Async fetch behavior is controlled by global configuration: 
import tif1

config = tif1.get_config()

# Set timeout for all async requests (default: 30)
config.set("timeout", 60)

# Set max retries (default: 3)
config.set("max_retries", 5)

# Set max concurrent requests (default: 20)
config.set("max_concurrent_requests", 50)

# Enable/disable validation (default: True)
config.set("validate_data", True)

# Retry backoff factor (default: 2.0)
config.set("retry_backoff_factor", 2.0)

# Max retry delay in seconds (default: 60.0)
config.set("max_retry_delay", 60.0)

# Enable retry jitter (default: True)
config.set("retry_jitter", True)

# Max jitter in seconds (default: 1.0)
config.set("retry_jitter_max", 1.0)

# JSON parse workers for process pool (default: 0, disabled)
config.set("json_parse_workers", 4)

# Enable offline mode (no network requests)
config.set("offline_mode", False)

# Enable CI mode (disable caching)
config.set("ci_mode", False)

Error Handling

The async fetch system uses a hierarchy of exceptions: 
from tif1.exceptions import NetworkError, DataNotFoundError, InvalidDataError

try:
    data = await fetch_json_async(
        year=2025,
        gp="Monaco",
        session="Race",
        path="laps.json"
    )
except DataNotFoundError as e:
    # Resource doesn't exist (404)
    print(f"Data not found: {e}")
    print(f"Year: {e.context.get('year')}")
    print(f"Event: {e.context.get('event')}")
    print(f"Session: {e.context.get('session')}")
except InvalidDataError as e:
    # JSON parsing or validation failed
    print(f"Invalid data: {e}")
    print(f"Reason: {e.context.get('reason')}")
except NetworkError as e:
    # All retry attempts failed
    print(f"Network error: {e}")
    print(f"URL: {e.context.get('url')}")
    print(f"Status: {e.context.get('status_code')}")

Advanced Usage

Custom concurrency limits

# Fetch with custom concurrency
requests = [(2025, "Monaco", "Race", f"laps/driver{i}.json") for i in range(100)]
results = await fetch_multiple_async(requests, max_concurrent_requests=50)

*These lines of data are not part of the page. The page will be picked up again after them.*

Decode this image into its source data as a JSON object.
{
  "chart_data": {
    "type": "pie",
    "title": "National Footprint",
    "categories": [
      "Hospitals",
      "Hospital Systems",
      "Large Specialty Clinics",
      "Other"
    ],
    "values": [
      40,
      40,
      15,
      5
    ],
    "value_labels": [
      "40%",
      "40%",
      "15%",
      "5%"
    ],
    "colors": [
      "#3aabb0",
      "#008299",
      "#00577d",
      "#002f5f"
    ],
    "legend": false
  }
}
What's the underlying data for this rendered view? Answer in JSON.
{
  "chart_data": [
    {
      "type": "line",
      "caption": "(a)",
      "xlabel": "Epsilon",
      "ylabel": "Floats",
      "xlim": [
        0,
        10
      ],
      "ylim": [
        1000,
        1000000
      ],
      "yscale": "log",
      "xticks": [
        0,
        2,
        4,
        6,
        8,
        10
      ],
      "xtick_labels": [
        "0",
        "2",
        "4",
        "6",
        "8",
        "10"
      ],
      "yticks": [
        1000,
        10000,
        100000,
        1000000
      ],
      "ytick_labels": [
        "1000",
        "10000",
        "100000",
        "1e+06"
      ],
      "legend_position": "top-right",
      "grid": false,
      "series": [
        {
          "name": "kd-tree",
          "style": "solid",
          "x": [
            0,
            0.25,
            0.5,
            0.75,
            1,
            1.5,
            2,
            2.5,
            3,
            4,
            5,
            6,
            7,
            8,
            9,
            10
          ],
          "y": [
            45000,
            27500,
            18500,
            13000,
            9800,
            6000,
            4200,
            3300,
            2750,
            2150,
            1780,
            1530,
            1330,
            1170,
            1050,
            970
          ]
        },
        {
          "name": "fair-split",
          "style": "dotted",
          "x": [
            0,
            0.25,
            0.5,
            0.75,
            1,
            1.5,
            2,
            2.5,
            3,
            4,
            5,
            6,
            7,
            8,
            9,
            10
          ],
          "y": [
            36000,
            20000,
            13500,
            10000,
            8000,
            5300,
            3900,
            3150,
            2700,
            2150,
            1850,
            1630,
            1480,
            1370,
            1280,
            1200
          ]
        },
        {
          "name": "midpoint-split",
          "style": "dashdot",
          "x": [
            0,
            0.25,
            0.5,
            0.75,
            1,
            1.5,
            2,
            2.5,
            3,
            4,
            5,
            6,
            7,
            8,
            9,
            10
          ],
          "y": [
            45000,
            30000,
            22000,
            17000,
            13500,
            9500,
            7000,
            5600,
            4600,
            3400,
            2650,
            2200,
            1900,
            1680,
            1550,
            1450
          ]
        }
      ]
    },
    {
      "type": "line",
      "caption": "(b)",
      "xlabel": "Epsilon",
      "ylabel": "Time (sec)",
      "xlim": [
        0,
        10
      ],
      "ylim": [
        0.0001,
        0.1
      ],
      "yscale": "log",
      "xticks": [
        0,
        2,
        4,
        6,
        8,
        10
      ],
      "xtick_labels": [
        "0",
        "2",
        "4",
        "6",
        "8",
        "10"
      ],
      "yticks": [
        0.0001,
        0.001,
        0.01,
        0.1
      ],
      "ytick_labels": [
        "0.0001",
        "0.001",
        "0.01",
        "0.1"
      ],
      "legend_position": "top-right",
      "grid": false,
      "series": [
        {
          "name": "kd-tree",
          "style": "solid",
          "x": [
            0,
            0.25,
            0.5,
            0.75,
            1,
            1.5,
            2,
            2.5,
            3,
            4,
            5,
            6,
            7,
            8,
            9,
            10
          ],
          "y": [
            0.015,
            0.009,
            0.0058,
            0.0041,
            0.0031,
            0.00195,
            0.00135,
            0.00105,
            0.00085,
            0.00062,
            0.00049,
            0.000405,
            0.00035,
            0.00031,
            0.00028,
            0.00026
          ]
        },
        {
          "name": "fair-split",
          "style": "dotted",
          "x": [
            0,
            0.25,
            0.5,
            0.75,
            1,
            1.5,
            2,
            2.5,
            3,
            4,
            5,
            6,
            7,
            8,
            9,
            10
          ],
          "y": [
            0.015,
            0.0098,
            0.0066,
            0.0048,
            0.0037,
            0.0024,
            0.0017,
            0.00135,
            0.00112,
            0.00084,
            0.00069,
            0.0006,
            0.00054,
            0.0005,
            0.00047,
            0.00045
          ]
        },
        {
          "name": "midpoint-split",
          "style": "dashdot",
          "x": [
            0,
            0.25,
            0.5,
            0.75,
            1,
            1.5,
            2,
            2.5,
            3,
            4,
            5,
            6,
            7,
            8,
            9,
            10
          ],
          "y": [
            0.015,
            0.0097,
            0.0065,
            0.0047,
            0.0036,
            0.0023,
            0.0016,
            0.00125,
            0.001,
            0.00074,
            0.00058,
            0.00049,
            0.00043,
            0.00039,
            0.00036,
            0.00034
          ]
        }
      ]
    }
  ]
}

Disable caching for fresh data

# Skip cache reads and writes
data = await fetch_json_async(
    year=2025,
    gp="Monaco",
    session="Race",
    path="laps.json",
    use_cache=False,
    write_cache=False
)

Disable validation for performance

# Skip payload validation for faster parsing
data = await fetch_json_async(
    year=2025,
    gp="Monaco",
    session="Race",
    path="laps.json",
    validate_payload=False
)

Implementation Details

The async fetch system uses niquests with HTTP/2 support, allowing multiple requests to share a single TCP connection. This dramatically reduces latency for parallel requests.
JSON parsing is offloaded to a thread pool executor (or optional process pool for non-telemetry data) to avoid blocking the async event loop. The system uses orjson for fast parsing and can parse multiple responses in parallel. Telemetry payloads use thread-based parsing to avoid cross-process IPC overhead.
A semaphore-based rate limiter ensures no more than max_concurrent_requests requests are in flight simultaneously. This prevents overwhelming the CDN and triggering rate limits. The default is 20 concurrent requests, configurable via global config.
Failed requests are retried with exponential backoff and jitter. The backoff formula is: min(backoff_factor^attempt + random(0, jitter_max), max_delay) seconds, where defaults are backoff_factor=2.0, jitter_max=1.0, and max_delay=60.0. The system also includes circuit breaker logic to prevent cascading failures and special handling for connection pool exhaustion.